"It doesn't work. It might be worth the risk if you happen to personally keep a garden and use seeds you harvest yourself every year."
"Assuming no one force feeds me or incapacitates me - I don't think I'm much harder than a mortal to render unconscious except no amount of drowning will do it - and I have the names of enough people that they can prevent everyone whose name I don't have from shooting a hole through my wing or anything - I don't suppose there's any obvious reason it wouldn't work."
"I have to know which person you mean - faces would do it - and entertain the correct hypothesis about their name and then I'll know if it's right or not."
"Depends on how free a hand I have to order the people intelligently as opposed to on a rigid plan, and whether you continue to intend to leave them alone after you have your thing. I don't - I don't intrinsically object to having names, all that does by itself is make it so they can't hurt me - and I'm assuming they'd rather not die -"

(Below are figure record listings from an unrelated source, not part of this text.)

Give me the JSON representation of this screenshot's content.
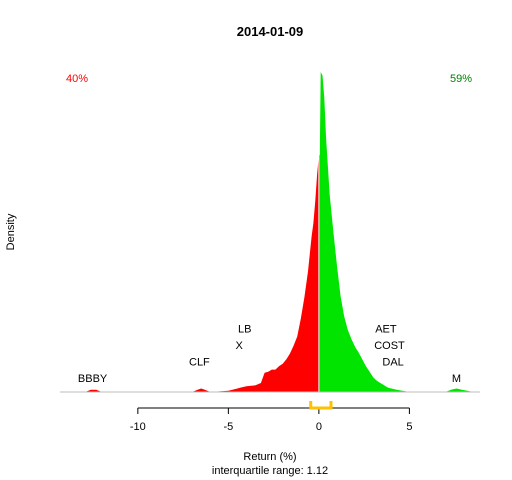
{
  "chart_data": {
    "type": "area",
    "title": "2014-01-09",
    "xlabel": "Return (%)",
    "ylabel": "Density",
    "subtitle": "interquartile range: 1.12",
    "xlim": [
      -14.3,
      8.9
    ],
    "ylim": [
      0,
      1.0
    ],
    "xticks": [
      -10,
      -5,
      0,
      5
    ],
    "split_at": 0,
    "negative_pct_label": "40%",
    "positive_pct_label": "59%",
    "colors": {
      "negative": "#ff0000",
      "positive": "#00e400",
      "iqr": "#ffc000",
      "axis": "#000000"
    },
    "iqr": [
      -0.45,
      0.67
    ],
    "density": {
      "x": [
        -14.0,
        -12.9,
        -12.6,
        -12.3,
        -12.0,
        -7.0,
        -6.7,
        -6.5,
        -6.3,
        -6.0,
        -5.0,
        -4.5,
        -4.3,
        -4.0,
        -3.5,
        -3.2,
        -3.0,
        -2.8,
        -2.6,
        -2.4,
        -2.2,
        -2.0,
        -1.8,
        -1.6,
        -1.4,
        -1.2,
        -1.0,
        -0.8,
        -0.6,
        -0.4,
        -0.3,
        -0.2,
        -0.1,
        0.0,
        0.05,
        0.1,
        0.2,
        0.3,
        0.4,
        0.5,
        0.6,
        0.8,
        1.0,
        1.2,
        1.4,
        1.6,
        1.8,
        2.0,
        2.2,
        2.4,
        2.6,
        2.8,
        3.0,
        3.2,
        3.4,
        3.6,
        3.8,
        4.0,
        4.3,
        4.6,
        5.0,
        5.3,
        7.0,
        7.3,
        7.6,
        7.9,
        8.2,
        8.5
      ],
      "y": [
        0.0,
        0.0,
        0.007,
        0.007,
        0.0,
        0.0,
        0.007,
        0.011,
        0.007,
        0.0,
        0.004,
        0.011,
        0.014,
        0.018,
        0.021,
        0.028,
        0.06,
        0.063,
        0.07,
        0.07,
        0.081,
        0.088,
        0.102,
        0.12,
        0.144,
        0.173,
        0.229,
        0.296,
        0.377,
        0.486,
        0.528,
        0.598,
        0.68,
        0.74,
        0.74,
        1.0,
        0.989,
        0.919,
        0.792,
        0.704,
        0.616,
        0.5,
        0.394,
        0.299,
        0.236,
        0.194,
        0.165,
        0.141,
        0.123,
        0.102,
        0.081,
        0.063,
        0.046,
        0.035,
        0.028,
        0.021,
        0.014,
        0.011,
        0.007,
        0.004,
        0.0,
        0.0,
        0.0,
        0.007,
        0.011,
        0.007,
        0.004,
        0.0
      ]
    },
    "annotations": [
      {
        "text": "BBBY",
        "x": -12.5,
        "level": 1
      },
      {
        "text": "CLF",
        "x": -6.6,
        "level": 2
      },
      {
        "text": "X",
        "x": -4.4,
        "level": 3
      },
      {
        "text": "LB",
        "x": -4.1,
        "level": 4
      },
      {
        "text": "DAL",
        "x": 4.1,
        "level": 2
      },
      {
        "text": "COST",
        "x": 3.9,
        "level": 3
      },
      {
        "text": "AET",
        "x": 3.7,
        "level": 4
      },
      {
        "text": "M",
        "x": 7.6,
        "level": 1
      }
    ]
  }
}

"I don't understand why you're under the oath to get the Silmaril in the first place but as long as you are this is better than massacring them."
And then she goes to have a look at the books.
She was not forbidden to think about names. Second half of the first name goes snap.
Syntax and language is bewildering; mortals talk weird. She is interested in the magic metalworking though.
"If you ever ever figure out a way to use it to take me prisoner, or a way to help someone else do that, I order you not to do it and to warn me immediately. If you ever figure out a way to communicate it to someone else I order you to stop them from getting it by any means necessary. If someone else has it, stop them from taking me prisoner. If you cannot stop them from taking me prisoner, kill me."